The n-queens puzzle is the problem of placing n queens on an n×n chessboard such that no two queens attack each other.

https://leetcode.com/static/images/problemset/8-queens.png

Given an integer n, return the number of distinct solutions to the n-queens puzzle.

Example:

Input: 4
Output: 2
Explanation: There are two distinct solutions to the 4-queens puzzle as shown below.
[
 [".Q..",  // Solution 1
  "...Q",
  "Q...",
  "..Q."],

 ["..Q.",  // Solution 2
  "Q...",
  "...Q",
  ".Q.."]
]

Solution

Use backtracking. See N-Queen for explanation.

class Solution(object):
    def totalNQueens(self, n):
        """
        :type n: int
        :rtype: int
        """
        self.col = [True] * n
        self.diag1 = [True] * (2 * n - 1)
        self.diag2 = [True] * (2 * n - 1)
        self.queens = [-1] * n
        self.n = n

        return self.__solve(0)

    def __solve(self, row): # backtracking
        if row == self.n:
            return 1
        else:
            res = 0
            for col in range(self.n):
                if self.__isAvailable(row, col):
                    self.__place(row, col)
                    res += self.__solve(row + 1)
                    self.__remove(row, col)
            return res


    def __isAvailable(self, row, col):
        return self.col[col] and self.diag1[row + col] and self.diag2[row - col + self.n - 1]
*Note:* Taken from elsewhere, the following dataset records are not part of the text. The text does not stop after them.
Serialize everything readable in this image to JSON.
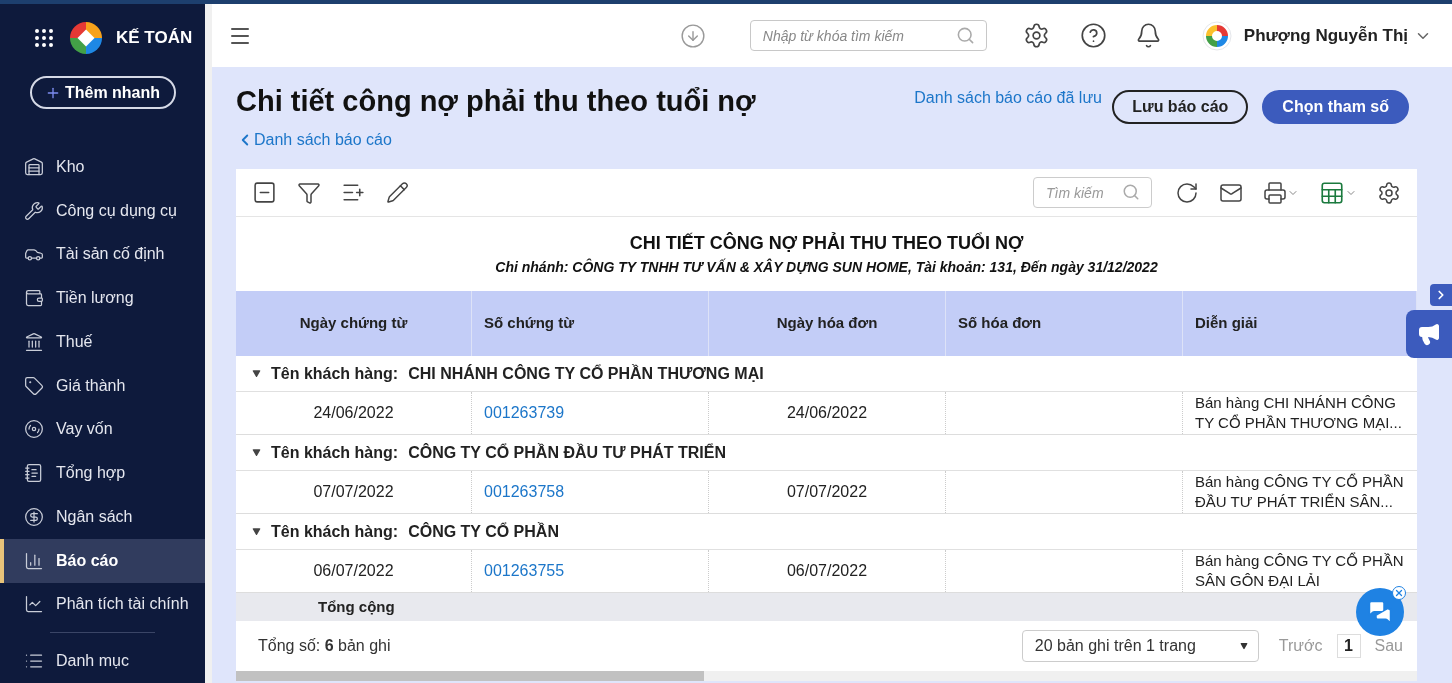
{
  "app": {
    "title": "KẾ TOÁN",
    "quick_add": "Thêm nhanh"
  },
  "sidebar": {
    "items": [
      {
        "label": "Kho",
        "selected": false
      },
      {
        "label": "Công cụ dụng cụ",
        "selected": false
      },
      {
        "label": "Tài sản cố định",
        "selected": false
      },
      {
        "label": "Tiền lương",
        "selected": false
      },
      {
        "label": "Thuế",
        "selected": false
      },
      {
        "label": "Giá thành",
        "selected": false
      },
      {
        "label": "Vay vốn",
        "selected": false
      },
      {
        "label": "Tổng hợp",
        "selected": false
      },
      {
        "label": "Ngân sách",
        "selected": false
      },
      {
        "label": "Báo cáo",
        "selected": true
      },
      {
        "label": "Phân tích tài chính",
        "selected": false
      }
    ],
    "footer_items": [
      {
        "label": "Danh mục",
        "selected": false
      }
    ]
  },
  "topbar": {
    "search_placeholder": "Nhập từ khóa tìm kiếm",
    "user": "Phượng Nguyễn Thị"
  },
  "page": {
    "title": "Chi tiết công nợ phải thu theo tuổi nợ",
    "back_link": "Danh sách báo cáo",
    "saved_reports_link": "Danh sách báo cáo đã lưu",
    "buttons": [
      {
        "label": "Lưu báo cáo",
        "kind": "outline"
      },
      {
        "label": "Chọn tham số",
        "kind": "primary"
      }
    ]
  },
  "toolbar": {
    "search_placeholder": "Tìm kiếm"
  },
  "report": {
    "title": "CHI TIẾT CÔNG NỢ PHẢI THU THEO TUỔI NỢ",
    "subtitle": "Chi nhánh: CÔNG TY TNHH TƯ VẤN & XÂY DỰNG SUN HOME, Tài khoản: 131, Đến ngày 31/12/2022"
  },
  "table": {
    "columns": [
      "Ngày chứng từ",
      "Số chứng từ",
      "Ngày hóa đơn",
      "Số hóa đơn",
      "Diễn giải"
    ],
    "groups": [
      {
        "label": "Tên khách hàng:",
        "name": "CHI NHÁNH CÔNG TY CỔ PHẦN THƯƠNG MẠI",
        "expanded": true,
        "rows": [
          {
            "date": "24/06/2022",
            "voucher": "001263739",
            "invoice_date": "24/06/2022",
            "description": "Bán hàng CHI NHÁNH CÔNG TY CỔ PHẦN THƯƠNG MẠI..."
          }
        ]
      },
      {
        "label": "Tên khách hàng:",
        "name": "CÔNG TY CỔ PHẦN ĐẦU TƯ PHÁT TRIỂN",
        "expanded": true,
        "rows": [
          {
            "date": "07/07/2022",
            "voucher": "001263758",
            "invoice_date": "07/07/2022",
            "description": "Bán hàng CÔNG TY CỔ PHẦN ĐẦU TƯ PHÁT TRIỂN SÂN..."
          }
        ]
      },
      {
        "label": "Tên khách hàng:",
        "name": "CÔNG TY CỔ PHẦN",
        "expanded": true,
        "rows": [
          {
            "date": "06/07/2022",
            "voucher": "001263755",
            "invoice_date": "06/07/2022",
            "description": "Bán hàng CÔNG TY CỔ PHẦN SÂN GÔN ĐẠI LẢI"
          }
        ]
      }
    ],
    "total_label": "Tổng cộng"
  },
  "footer": {
    "total": "Tổng số: **6** bản ghi",
    "page_size": "20 bản ghi trên 1 trang",
    "prev": "Trước",
    "page": "1",
    "next": "Sau"
  }
}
    def __place(self, row, col):
        self.queens[row] = col
        self.col[col] = False
        self.diag1[row + col] = False
        self.diag2[row - col + self.n - 1] = False

    def __remove(self, row, col):
        self.queens[row] = -1
        self.col[col] = True
        self.diag1[row + col] = True
        self.diag2[row - col + self.n - 1] = True